7'nci Ulusal Genç Solist Yarışması final gecesinde, Umut Kosman (bariton), Şen Sılay Erman (soprano), Engin suna (bas), Murat Duyan (bariton) ve Doğukan Kuran (bariton) sesleriyle adeta içimizi titrettiler.
***
İzmir Devlet Opera ve Balesi, Alsancak Rotary Kulübü ile Dokuz Eylül Üniversitesi işbirliğindeki Ulusal Genç Solist Yarışması, yetenekli gençleri teşvik etmek, kendilerini kanıtlamalarına imkan vermek, eğitim ya da kariyerlerini daha iyi olanaklarla sürdürecek fırsatlar sunmak amacıyla düzenleniyor.

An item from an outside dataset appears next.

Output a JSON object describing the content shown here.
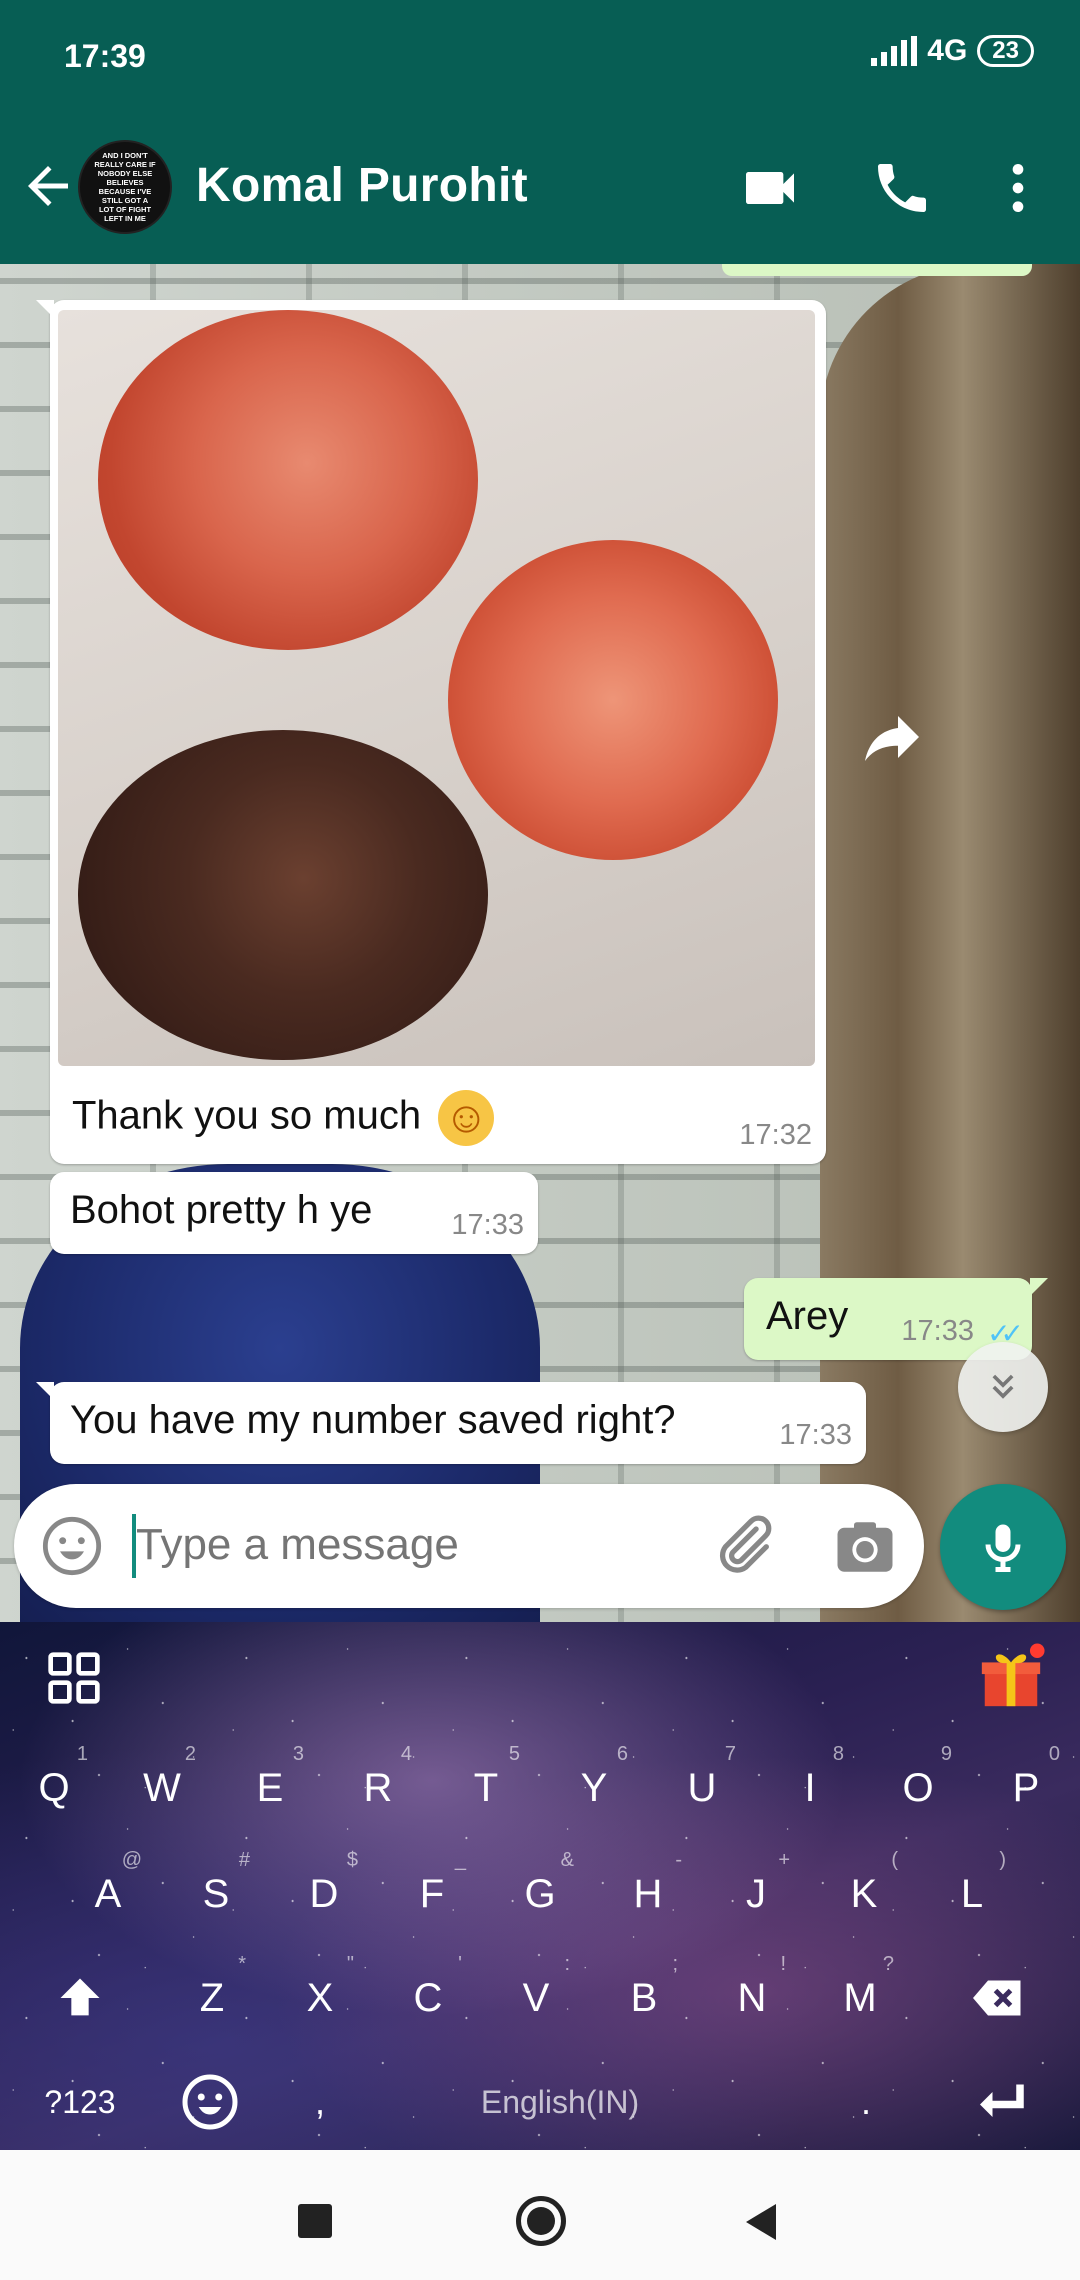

DOB Genel Müdürü Prof. Rengim Gökmen'in onursal başkanlığında, dünyanın değişik yerlerinden sanatçı ve akademisyenlerin de yer aldığı bir seçici kurul, 21 Şubat'tan bu yana onlarca yarışmacı genci dinledi.
***
Bizim önceki gece Elhamra'da tanıştığımız sesler, her hangi bir sanat kurumunda solist olarak çalışsınlar ya da çalışmasınlar, konservatuvar eğitimini tamamlamış 'profesyonel' kategorisindeki sanatçılardı.
Final gecesinin birinci bölümünde, gençlerden dördü piyanist Özlem Ebesek, biri de Cyril Kubler eşliğinde ikişer arya söylediler.
İkinci yarıda ise gençler, şef Tulio Galliardo Varas'ın yönettiği İzmir Opera Orkestrası eşliğinde birer parça seslendirdi. Ve ardından oylamaya geçildi.
***
Bu arada ikinci yarının başında, yarışmacılar sahneye çıkmadan önce Tulio Varas'ın şefliğindeki orkestranın çaldığı Rossini'nin 'William Tell' uvertürü nefisti.
Ayrıca gecenin sonunda, seçici kurul sonuçları belirlemek üzere toplandığında sahneye davet edilen geçen yılki yarışmanın birincisi Ayşe Şenoğul da iki aryasıyla bizleri mest etti. Gounod'un Romeo ve Juliette'inden Juliet'in çok sevdiğim şarkısı ve Donizetti'nin Lucia Di Lammiermoor'undan güç bir bölümü başarıyla seslendiren sevgili Ayşe'yi, ileride çok daha güzel yerlerde göreceğimizden kuşkum yok.
***
Çeşitli para ve yurtdışı bursu ödüllerinin dağıtıldığı derecelendirmede, bas Engin Suna ile bariton Doğukan Kuran birinciliği paylaştı. İkinciliğin es geçildiği sıralamada Murat Duyan üçüncü oldu, soprano Şen Sılay Erman ise Almanya bursu kazandı. Hepsini kutluyorum...
Ama gençlerin teşvik edilmesini amaçlayan bir yarışmada ikinciliği atlamaya 'pek iyi niyetli'ce bakmadığımı da dile getirmek istiyorum. Birbirine yakın düzeydeki 5 sesi finale taşıyıp, sanki aralarında uçurum varmış algısı yaratmak inandırıcılığı sarsmıyor mu?